16. イエスはどのように弟子たちを矯正されましたか。そのことが注目に値するのはなぜですか。
16 親の皆さん,イエスの手本に目を留めましょう。使徒たちと共に過ごした最後の晩さんの席で,イエスがどれほど大きなストレスを感じていたか,想像してみてください。イエスは,しばらくすれば自分は長く苦しみながら死ぬということを知っていました。み名の聖化と人類の救いが,イエスの忠実さにかかっていたのです。そういう状況の晩さんの席で,「[使徒たち]の間では,自分たちのうちでだれが一番偉いのだろうかということについても激しい論争が起こ(り)」ました。しかしイエスは,怒鳴ったり厳しい言葉を用いたりされませんでした。むしろ,筋道立てて冷静に弟子たちと話し合い,あなた方は試練の間わたしに堅く付き従ってきた,と言われました。サタンは弟子たちを小麦のようにふるいにかけることを要求していましたが,イエスは弟子たちが忠実を保つことに対する確信を言い表わします。弟子たちと契約も結んでおられます。―17. 子どもたちが冷静さを保つうえで,何が助けになりますか。

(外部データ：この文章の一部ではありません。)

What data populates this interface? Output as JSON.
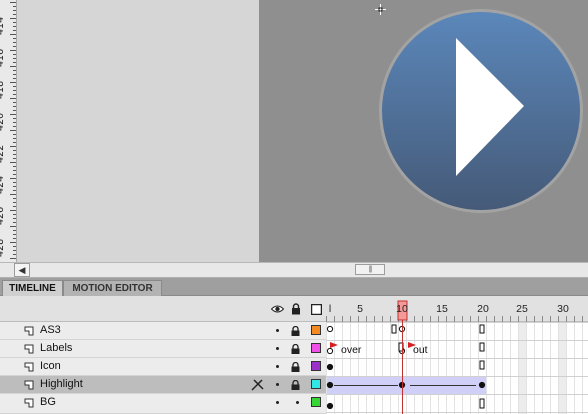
{
  "ruler": {
    "labels": [
      "414",
      "416",
      "418",
      "420",
      "422",
      "424",
      "426",
      "428",
      "430"
    ]
  },
  "stage": {
    "background": "#8f8f8f",
    "button_color_top": "#5b87ba",
    "button_color_bottom": "#455a78"
  },
  "tabs": {
    "timeline": "TIMELINE",
    "motion_editor": "MOTION EDITOR"
  },
  "header": {
    "eye_icon": "eye-icon",
    "lock_icon": "lock-icon",
    "outline_icon": "outline-icon",
    "frame_numbers": [
      "l",
      "5",
      "10",
      "15",
      "20",
      "25",
      "30"
    ]
  },
  "playhead_frame": "10",
  "layers": [
    {
      "name": "AS3",
      "color": "#f58a22",
      "selected": false
    },
    {
      "name": "Labels",
      "color": "#f050e8",
      "selected": false
    },
    {
      "name": "Icon",
      "color": "#9a30c8",
      "selected": false
    },
    {
      "name": "Highlight",
      "color": "#30e8e8",
      "selected": true
    },
    {
      "name": "BG",
      "color": "#36d636",
      "selected": false
    }
  ],
  "frame_labels": {
    "over": "over",
    "out": "out"
  }
}
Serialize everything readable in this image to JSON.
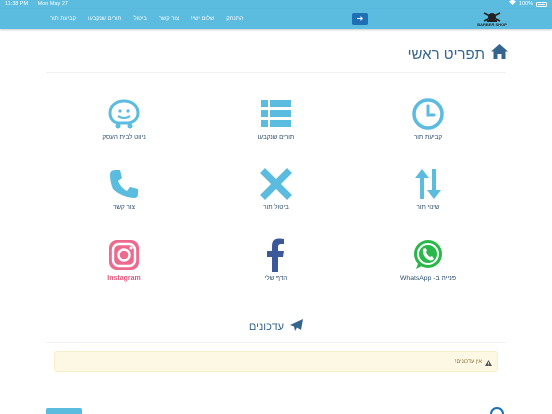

17 子どもたちも冷静さを保つ必要があります。十代になると,親の指図を聞いて,自分は信頼されていない,と感じることがあるかもしれません。そう聞こえるとしても,忘れてはなりません。親はあなたを愛するゆえにそうするのです。冷静に親の話を聴き,協力するなら,親から信頼され,責任感ある人間と見られるようになります。そのようにすれば,ある事柄に関して,より大きな自由が与えられるかもしれません。自制を働かせることは知恵の道です。ある箴言には,「愚鈍な者は自分の霊をさらけ出し,賢い者は最後までこれを穏やかに保つ」とあります。―箴 29:11。
18. 愛は良いコミュニケーションを,どのように生み出しますか。
18 ですから,親の皆さん,子どもの皆さん,家族でのコミュニケーションが望むほど自由に行なわれていなくても,気落ちしてはなりません。努力を怠らず,真理のうちを歩み続けましょう。(ヨハ三 4)新しい世になると人間は完全になり,コミュニケーションも完全になります。誤解や争いはなくなります。しかし今はだれであれ,後悔するようなことをしてしまいます。ですから,ためらわずに謝りましょう。惜しみなく許しましょう。「愛のうちに調和よく組み合わされ」ましょう。(コロ 2:2)愛には力があります。「愛は辛抱強く,また親切です。愛は……刺激されてもいら立ちません。傷つけられてもそれを根に持たず,……すべての事に耐え,すべての事を信じ,すべての事を希望し,すべての事を忍耐します」。(コリ一 13:4‐7)引き続き愛を培いましょう。そうすればコミュニケーションは良くなってゆき,家族には喜びが,エホバには賛美がもたらされるでしょう。